5. Estes textos ajudam-nos a compreender a
natureza e a dimensão do pecado de satanás, consciente na rejeição da verdade
acerca de Deus, conhecido à luz da inteligência e da revelação como Bem
infinito, Amor e Santidade subsistente. O pecado foi tanto maior quanto maior
era a perfeição espiritual e a perspicácia cognoscitiva do intelecto angélico,
quanto maior era a sua liberdade e a proximidade de Deus. Rejeitando a
verdade conhecida acerca de Deus com um ato da própria vontade livre, satanás
torna-se “mentiroso”, cósmico e “pai da mentira” (Jo
8,44). Por isso ele vive na radical e irreversível negação de Deus e procura
impor a criação aos outros seres criados à imagem de Deus, que satanás (sob
forma de serpente) tenta transmitir aos primeiros representantes do gênero
humano: Deus seria cioso das suas prerrogativas e imporia, portanto, limitações
ao homem (cf. Gn 3,5). Satanás convida o homem a libertar-se da imposição
deste jugo, tornando-se como “Deus”.
6. Nesta condição de mentira existencial, satanás torna-se – segundo São João –
também “assassino”, isto é, destruidor da vida sobrenatural que Deus
desde o princípio tinha introduzido nele e nas criaturas, feitas “à imagem
de Deus”: os outros puros espíritos e os homens; satanás quer destruir a
vida segundo a verdade, a vida na plenitude do bem, a sobrenatural vida de
graça e de amor. O autor do Livro da Sabedoria escreve: “Por inveja do
demônio é que a morte entrou no mundo, e prová-la-ão os que pertencem ao
demônio” (Sb 2,24). E no evangelho Jesus Cristo adverte: “Temei antes
aquele que pode fazer perecer na Geena o corpo e a alma” (Mt 10,28).

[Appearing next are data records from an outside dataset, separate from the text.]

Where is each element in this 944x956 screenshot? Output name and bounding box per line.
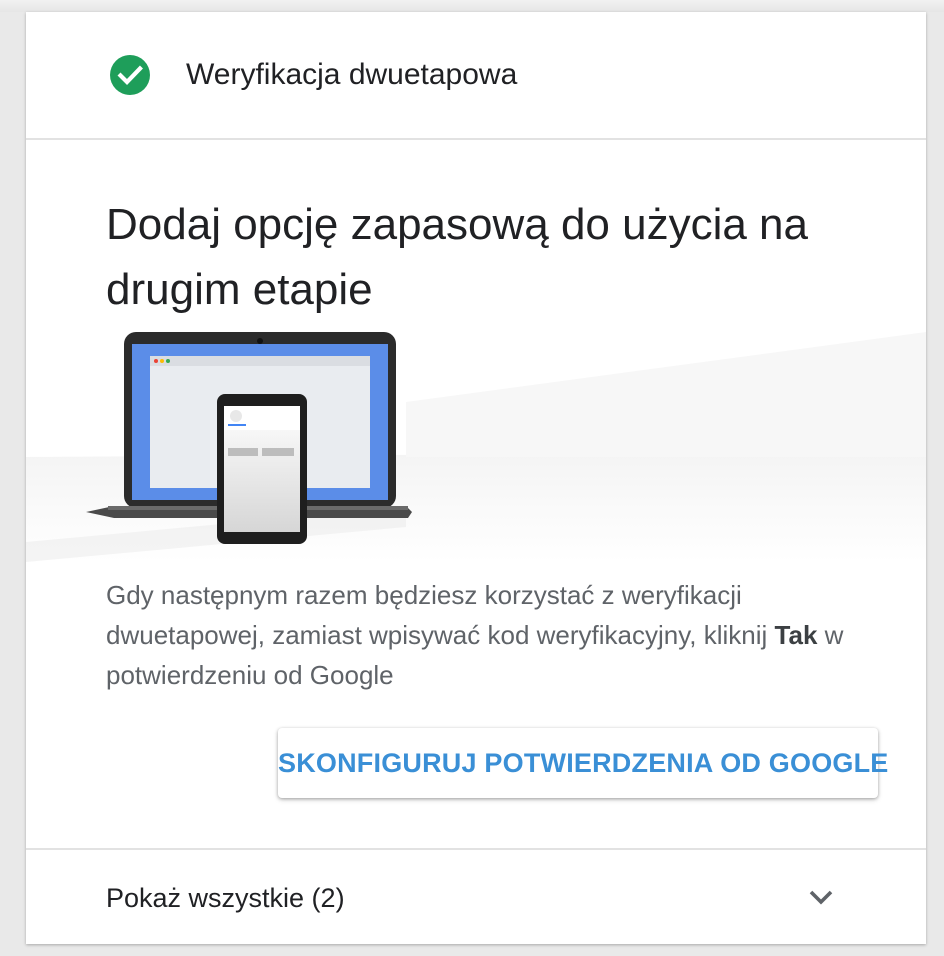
show-all-label: Pokaż wszystkie (2)	[106, 883, 345, 913]
page-title: Dodaj opcję zapasową do użycia na drugim…	[106, 200, 809, 314]
header-title: Weryfikacja dwuetapowa	[186, 58, 518, 91]
card-header: Weryfikacja dwuetapowa	[26, 12, 926, 140]
two-step-card: Weryfikacja dwuetapowa Dodaj opcję zapas…	[26, 12, 926, 944]
show-all-toggle[interactable]: Pokaż wszystkie (2)	[26, 850, 926, 944]
description-part-1: Gdy następnym razem będziesz korzystać z…	[106, 580, 775, 650]
description-bold: Tak	[774, 620, 818, 650]
check-circle-icon	[110, 55, 150, 95]
laptop-and-phone-icon	[26, 332, 926, 562]
chevron-down-icon[interactable]	[806, 882, 836, 912]
setup-google-prompts-button[interactable]: SKONFIGURUJ POTWIERDZENIA OD GOOGLE	[278, 728, 888, 798]
description-text: Gdy następnym razem będziesz korzystać z…	[106, 575, 886, 695]
top-strip	[0, 0, 944, 12]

7. Como efeito do pecado dos progenitores, este anjo
caído conquistou em certa medida o domínio sobre o homem. Esta é a doutrina
constantemente confessada e anunciada pela Igreja, e que o Concílio de Trento
confirmou no tratado sobre o pecado original (cf. DS 1511): ela encontra
dramática expressão na liturgia do batismo, quando ao catecúmeno se pede para
renunciar ao demônio e a suas tentações.
Deste influxo sobre o homem e sobre as disposições do seu
espírito (e do corpo), encontramos várias indicações na Sagrada Escritura, na
qual satanás é chamado “o príncipe deste mundo” (2Cor 4,4).
Encontramos muitos outros nomes que descrevem as suas nefastas relações como o
homem: “Belzebu”ou “Belial”, “espírito malígno”,
e por fim “anticristo” (1 Jo 4, 3). É comparado com um
“leão” (1 Pe 5, 9), com um “dragão” (Apocalípse) e com uma
serpente (Gen 3). Com muita freqüência, para o designar, é usado o nome
“diabo”, do grego “diabellein” (daqui diábolos), que
significa: causar a destruição, dividir, caluniar, enganar. E, para dizer a
verdade, tudo isto acontece desde o princípio, por obra do espírito malígno,
que é apresentado pela Sagrada Escritura, como uma pessoa, embora tenha
afirmado que não está só: “somos muitos”, respondem os diabos a
Jesus, na região dos Geracenos (Mc 5, 9); “o diabo e seus anjos”, diz
Jesus, na descrição do juízo final (cf. Mt 25, 41).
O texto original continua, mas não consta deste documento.